PhD student Casey Kraft successfully defends dissertation

May 2, 2026 — University of Minnesota Biomedical Engineering PhD student Casey Kraft successfully defended his dissertation, "Advances in Cardiac Cryopreservation" in March. He was advised by Professor John Bischof.

Following is the dissertation abstract:

Heart disease is a leading cause of death worldwide. Donor hearts (for transplant) and in vitro tissue (for research and development) are valuable cardiac systems for treating heart disease. However, the preservation time of cardiac tissue is limited to ~4 hours using 4°C storage, which is too short for stockpiling and on-demand supply. To enable a cold supply chain of human cardiac systems, we have made advances towards cryopreservation, which offers months of preservation in the stored state (-150°C). Our chosen cryopreservation approach, vitrification, involves using a high concentration of cryoprotective agents (CPAs) to avoid ice damage. At the CPA concentration necessary to avoid ice formation, however, vitrification solutions can cause toxicity due to CPA exposure alone. Therefore, we conducted a CPA screening (no cryo) in hiPSC-derived cardiomyocytes (CMs) and found that formamide, a CPA commonly used in vitrification solutions, caused significantly worse recovery of contractility than CPA formulations without formamide.

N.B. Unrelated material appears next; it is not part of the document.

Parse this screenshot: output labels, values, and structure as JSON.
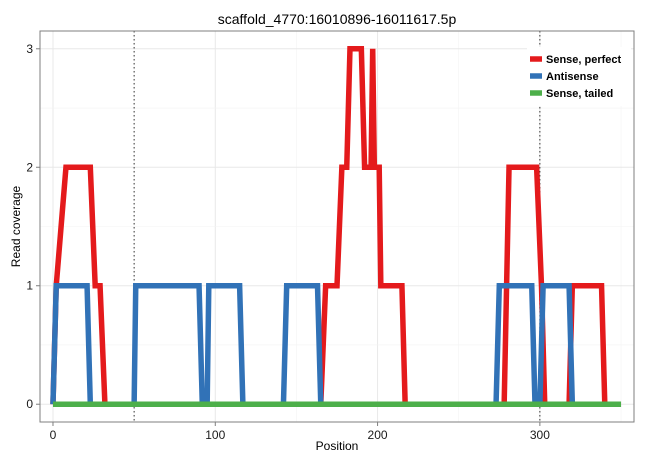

Therefore, we developed a formamide-free CPA formulation, DEP, which we applied in our engineered heart tissue (EHT) cryopreservation protocol. We found that the common approach of liquid nitrogen dunking caused EHT cracking and an adjacent approach, -190°C cooling, caused worse EHT recovery than -150°C. By designing an EHT cryopreservation protocol for limited thermal strain, we achieved recovery of EHT force, electrically active area, and sarcomere organization similar to the 2 hr 4°C controls, which exhibited 40% lower force than the fresh control. As a first step towards applying our process to donor hearts, we conducted CPA perfusion experiments (no cryo) in adult rat hearts and found that the CPA’s carrier solution played a substantial role in the CPA toxicity threshold. At 100% of the CPA concentration needed to avoid ice, Celsior caused recovery of rat heart beating following CPA whereas other carriers required concentrations as low as 25%. To date, the two published cardiac tissue cryopreservation successes have been limited to immature constructs (with embryonic CMs or < D30 hiPSC-CMs as in our EHT). Modulating CM metabolism using carrier solution may be the key to achieving nondamaging CPA exposure and therefore the first cryopreservation success in adult cardiac tissue.